Светлый фон

     Наших родителей пригласили за город на дачу друзья. Стояли чудесные весенние деньки. И они, конечно, взяли нас, детей – надо же нам подышать чистым воздухом. А вот Яра – нет, матери показалось это неудобным. Дед ушёл в ночную смену на сталелитейный завод, где, как и отец, работал на машине с чудным названием – мульдозавалочная. Дома остались бабушка и собака. Погода в тот день была отличная. Трава уже пробилась, и деревья слегка подёрнулись сочной изумрудно - салатовой дымкой. Упоительная свежесть витала в воздухе. Взрослые занимались приготовлением к пикнику. Отец, пропустив рюмочку, любил частенько приговаривать, что шашлыки требуют внимания и понимания. Мы с Сонюшкой, как две гончие, обегали все окрестности, устали, залезли на сеновал и от избытка то ли кислорода, то ли движения, задремали. В поверхностном сне я стал думать о Яре. И привиделся мне огромный пёс, а за хвост его крепко держалась маленькая девочка. Пёс сидел ко мне спиной, но хвостом радостно молотил, потому что чувствовал, что я приближаюсь. А девочка билась о землю от ударов его хвоста, как тряпичная кукла, но рук не отпускала. Подойдя ближе, я увидел – это моя бабушка, только ещё дитя, но её лучистые глаза закрыты. И тут я понял, что бабушка умерла. Пёс, часто дыша, повернул ко мне свою огромную голову, и я узнал в нём Яра, из пасти которого падала хлопьями кровавая пена. На этом я проснулся, пулей помчался с сеновала к родительской машине, достал из рюкзачка толстую тетрадь и записал свой сон. Удовлетворившись проделанной записью, вернулся за сестрой. София всё спала, а я смотрел на неё с любовью и думал: «Мы навсегда вместе».
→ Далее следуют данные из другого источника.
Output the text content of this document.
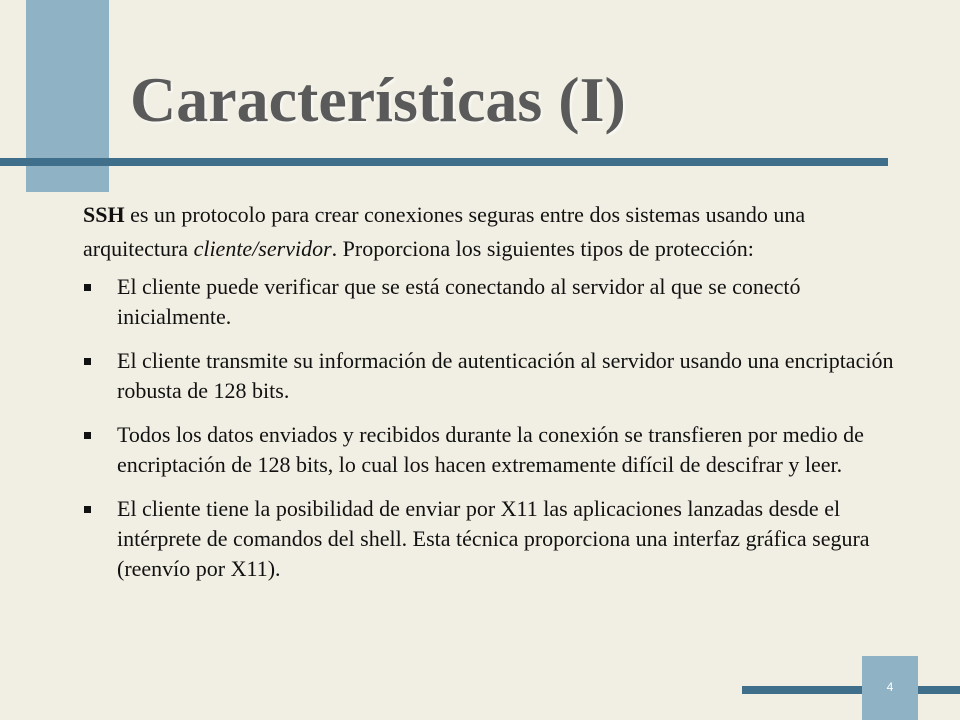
Características (I)

SSH es un protocolo para crear conexiones seguras entre dos sistemas usando una arquitectura cliente/servidor. Proporciona los siguientes tipos de protección:

El cliente puede verificar que se está conectando al servidor al que se conectó inicialmente.
El cliente transmite su información de autenticación al servidor usando una encriptación robusta de 128 bits.
Todos los datos enviados y recibidos durante la conexión se transfieren por medio de encriptación de 128 bits, lo cual los hacen extremamente difícil de descifrar y leer.
El cliente tiene la posibilidad de enviar por X11 las aplicaciones lanzadas desde el intérprete de comandos del shell. Esta técnica proporciona una interfaz gráfica segura (reenvío por X11).
4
     В те годы ещё не было мобильной связи. Но у приятелей матери на даче был установлен стационарный телефон, так как муж её, помнится, был какой-то значимой фигурой в МВД. Под утро позвонил дед. Мать рыдала отчаянно и безутешно, и отец успокаивал её со слезами на глазах. Запах корвалола и валерианы, казалось, пропитал всё вокруг. Наверно, у любого чувства особый запах. С того дня для меня так стало пахнуть горе. Нам с Софией не сказали, что произошло. Но мне было и не надо. Я знал, но не понимал, откуда: ночью Яр перегрыз горло бабушке, пока она спала. Оторвать его от неё не смог даже выстрел деда, за которым послали кого-то из соседей. У него было охотничье ружьё, с которым он мечтал поехать охотиться на уток и Яра захватить с собой. Только вышло, что поохотился дед в ту ночь последний раз, на нашего пса. Вы думаете, я не страдал? Часть моей души умерла вместе с бабушкой. Одновременно я понимал, что каким-то мистическим образом причастен к её смерти, но испытывал и облегчение – меня не разлучат с Софией. Бабушки не стало, и больше никто не будет внушать матери избавиться от меня.